Lagi. Mataku memanas dan berair hingga memabasahi pipi. Segala perasaan tak menyenangkan ini akhirnya tampak dalam wujud tangis.

***

Ada yang bilang, waktu adalah obat. Seseorang yang "terluka" akan sembuh setelah menelan beberapa tahun. Agaknya pada saat ini, pandangan tersebut tak sesuai dengan prinsip hidupku. Luka yang tercipta semestinya diobati, dirawat sampai pulih. Waktu tidak bisa terus diandalkan sebagai obat, terkadang mengakui kekalahan adalah yang sebenarnya menyembuhkan.

Hari sudah malam. Momen-momen dramatis yang mengiringi sepanjang hari ini masih membekas, namun tak seberat awalnya.

Kami sudah sampai di depan indekos. Setelah makan ramen tadi, akhirnya Farrel mengajakku berkeliling kota sebelum kembali pulang.
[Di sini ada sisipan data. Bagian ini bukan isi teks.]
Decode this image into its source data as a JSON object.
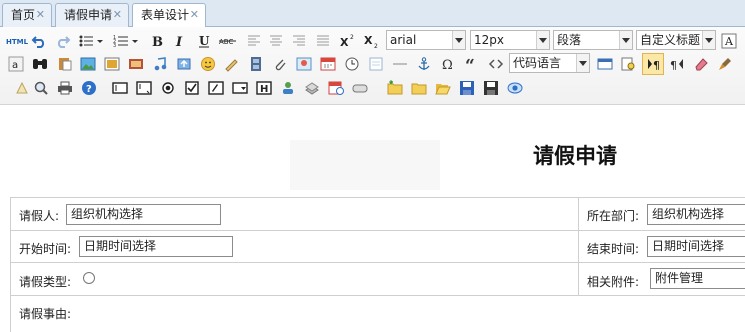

"By the way, lo masih matiin hape?" tanyanya seraya mengambil helm dari tanganku.

"Iya. Gue kelupaan tadi pas sebelum kelas gue matiin soalnya."

"Oh, gak apa-apa, sih. Ini Musa bilang di grup kalau Dito udah bisa diajak ngobrol, besok juga mau bawa korban ke polres katanya."

"Langsung ke polres?"

Farrel mengangguk. "Mungkin karna kantornya lebih deket, lagian ini masuknya pelanggaran berat juga."

Aku mengerti, meskipun pemahamanku tentang hukum masih samar-samar. Baiklah, tahap baru akan segera dimulai.

"Ya udah, gue langsung cabut, ya," pamitnya.

Aku mengengguk, meski ia tak melihat sebab sibuk mengaitkan helm yang kuserahkan. "Thanks a lot, ya. Lio."

Seketika Farrel menghentikan gerakannya. Matanya terpaku padaku dengan raut tak percaya. Meski gelap, bola mata itu nampak berbinar kontras dengan langit malam. Aku tahu ia akan terkejut karena memanggil dengan nama kecilnya, yang selalu ingin ia dengar dari orang terdekatnya, semestinya aku siap ditatap sedemikian tulus ini.

"Bentar. Lo bisa tolong ambil lagi helm ini?" katanya.

Dahiku mengerut, maksudnya apa?

Tangannya mengubah posisi spion motor agar memantulkan refleksi indekosnya yang berada di seberang indekosku.

"Ada orang depan kosan gue. Dia ngeliatin kita, kan?"

Oh, sial. Rupanya ia terkejut karena ada yang mengawasi kami.